Das blieb in einer so briefseligen Epoche wie der ersten Hälfte des 19. Jahrhunderts selbstredend nicht unbemerkt und wurde eifrig weitergetratscht. Tieck mochte zum „König der Romantik“ emporwachsen; er mochte, vor allem in seiner Dresdner Zeit, dank seiner legendären öffentlichen Dichterlesungen als Tourismusattraktion vermarktet und dann von Friedrich Wilhelm IV., dem „Romantiker auf dem Thron“ im Alter noch nach Berlin mit einer großzügigen Pension gelockt werden: Dem Mann haftete ein „Geschmäckle“ an, er hatte keinen guten Ruf.
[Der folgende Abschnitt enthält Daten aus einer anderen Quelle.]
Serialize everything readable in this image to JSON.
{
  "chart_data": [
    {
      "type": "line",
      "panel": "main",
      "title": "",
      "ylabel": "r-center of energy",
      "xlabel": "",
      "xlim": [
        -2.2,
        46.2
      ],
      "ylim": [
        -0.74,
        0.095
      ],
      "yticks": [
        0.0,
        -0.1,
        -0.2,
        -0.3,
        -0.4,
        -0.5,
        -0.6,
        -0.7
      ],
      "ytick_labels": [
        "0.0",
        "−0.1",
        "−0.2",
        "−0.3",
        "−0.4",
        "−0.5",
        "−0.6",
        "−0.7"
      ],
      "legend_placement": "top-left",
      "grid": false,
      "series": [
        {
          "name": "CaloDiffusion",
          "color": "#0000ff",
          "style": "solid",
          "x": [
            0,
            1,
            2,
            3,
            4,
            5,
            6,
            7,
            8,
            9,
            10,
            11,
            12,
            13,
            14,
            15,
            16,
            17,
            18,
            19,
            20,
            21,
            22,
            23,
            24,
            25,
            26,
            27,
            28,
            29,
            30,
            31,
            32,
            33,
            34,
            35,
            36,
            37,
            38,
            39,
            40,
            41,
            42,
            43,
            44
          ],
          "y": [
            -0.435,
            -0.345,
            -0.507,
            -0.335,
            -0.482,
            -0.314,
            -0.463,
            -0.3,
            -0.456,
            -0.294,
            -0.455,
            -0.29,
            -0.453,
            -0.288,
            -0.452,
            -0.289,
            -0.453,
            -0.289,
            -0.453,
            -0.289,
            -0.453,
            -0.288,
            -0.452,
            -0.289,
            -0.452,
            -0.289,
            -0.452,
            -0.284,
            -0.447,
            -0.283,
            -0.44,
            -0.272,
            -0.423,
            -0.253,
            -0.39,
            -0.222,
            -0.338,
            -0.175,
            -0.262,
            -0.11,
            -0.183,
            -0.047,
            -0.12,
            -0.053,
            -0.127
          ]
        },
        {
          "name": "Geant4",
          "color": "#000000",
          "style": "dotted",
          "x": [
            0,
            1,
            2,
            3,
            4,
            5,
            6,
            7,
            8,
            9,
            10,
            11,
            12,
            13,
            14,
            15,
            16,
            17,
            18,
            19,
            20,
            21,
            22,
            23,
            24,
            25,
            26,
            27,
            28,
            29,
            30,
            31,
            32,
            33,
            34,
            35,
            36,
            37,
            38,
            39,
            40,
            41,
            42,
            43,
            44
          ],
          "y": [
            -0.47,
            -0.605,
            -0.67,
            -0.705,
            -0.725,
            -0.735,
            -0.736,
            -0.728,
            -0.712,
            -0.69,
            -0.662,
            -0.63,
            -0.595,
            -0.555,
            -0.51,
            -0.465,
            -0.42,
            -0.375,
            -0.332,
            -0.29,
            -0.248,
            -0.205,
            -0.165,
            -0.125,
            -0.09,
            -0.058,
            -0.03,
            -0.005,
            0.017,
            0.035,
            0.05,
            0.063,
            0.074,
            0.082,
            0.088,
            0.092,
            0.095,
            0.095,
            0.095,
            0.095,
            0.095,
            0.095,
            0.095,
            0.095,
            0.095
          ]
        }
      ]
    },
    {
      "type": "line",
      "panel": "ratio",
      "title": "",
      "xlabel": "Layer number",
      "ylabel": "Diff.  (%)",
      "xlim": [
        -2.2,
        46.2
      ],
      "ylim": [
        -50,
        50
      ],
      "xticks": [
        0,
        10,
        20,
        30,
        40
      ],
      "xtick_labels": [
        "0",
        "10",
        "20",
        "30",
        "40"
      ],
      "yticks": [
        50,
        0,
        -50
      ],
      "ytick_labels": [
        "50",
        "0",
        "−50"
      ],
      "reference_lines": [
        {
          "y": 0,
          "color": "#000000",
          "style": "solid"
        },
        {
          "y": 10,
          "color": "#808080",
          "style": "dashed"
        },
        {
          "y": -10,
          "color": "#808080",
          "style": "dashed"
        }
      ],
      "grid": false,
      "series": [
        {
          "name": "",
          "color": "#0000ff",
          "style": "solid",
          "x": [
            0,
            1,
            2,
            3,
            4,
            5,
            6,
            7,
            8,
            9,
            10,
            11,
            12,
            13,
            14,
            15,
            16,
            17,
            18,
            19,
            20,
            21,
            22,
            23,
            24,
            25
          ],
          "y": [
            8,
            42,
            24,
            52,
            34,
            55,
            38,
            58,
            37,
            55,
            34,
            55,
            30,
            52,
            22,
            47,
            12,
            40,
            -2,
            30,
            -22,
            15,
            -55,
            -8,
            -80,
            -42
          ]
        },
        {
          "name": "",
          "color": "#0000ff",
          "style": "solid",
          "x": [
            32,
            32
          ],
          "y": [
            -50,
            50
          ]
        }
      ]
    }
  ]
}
Vielleicht erklärt das auch die Tatsache, dass vor allem die Germanistik des späten 19. und frühen 20. Jahrhunderts nur wenig mit Tieck anzufangen wusste. Man stieß sich an seiner „unmoralischen Lebensführung“. Und dann kam von dem George-Schüler Friedrich Gundolf auch noch der Vorwurf allzu leichter Lesbarkeit. Folgenden Bannstrahl schleuderte der Hochmögende 1929 gegen den Dichter: „Er fing an als Unterhaltungsschriftsteller niedrigen Niveaus. Er hörte auf als Literaturgreis und Unterhaltungsschriftsteller hohen Niveaus.“

Ja, unterhalten konnte Tieck. Aber vor allem konnte er verstören. Niemand hat wie er den Einbruch des Unheimlichen in die Alltagsexistenz gestaltet wie diese gefährdete Natur. Bei Tieck ging es oft aus der Waldeinsamkeit direkt in den Wahnsinn. Nicht nur dem „blonden Eckbert“ und seiner Frau „Bertha“ (waren sie nicht sogar ein und dieselbe Person, wie schon die Namensgleichheit andeutet?) drohen der Ichverlust, aggresssive Schübe, aber dann auch wieder die dunkle Ahnung, aus einer Art Ichgefängnis nicht herauszukönnen: „In welcher entsetzlichen Einsamkeit hab’ ich dann mein Leben hingebracht“, entfährt es Eckbert kurz vor seinem Tod. Und Tiecks William Lovell dichtet verzweifelt: „Ich komme mir nur selbst entgegen / in einer leeren Wüstenei.“

Diese Entfremdungsgefühle weisen voraus in die Moderne. Tieck ist unser Zeitgenosse – weit mehr als Novalis, Brentano, Uhland, Eichendorff und all die anderen. Wir sollten ihn nun auch endlich lesen. Denn vieles, nicht alles, lohnt sich.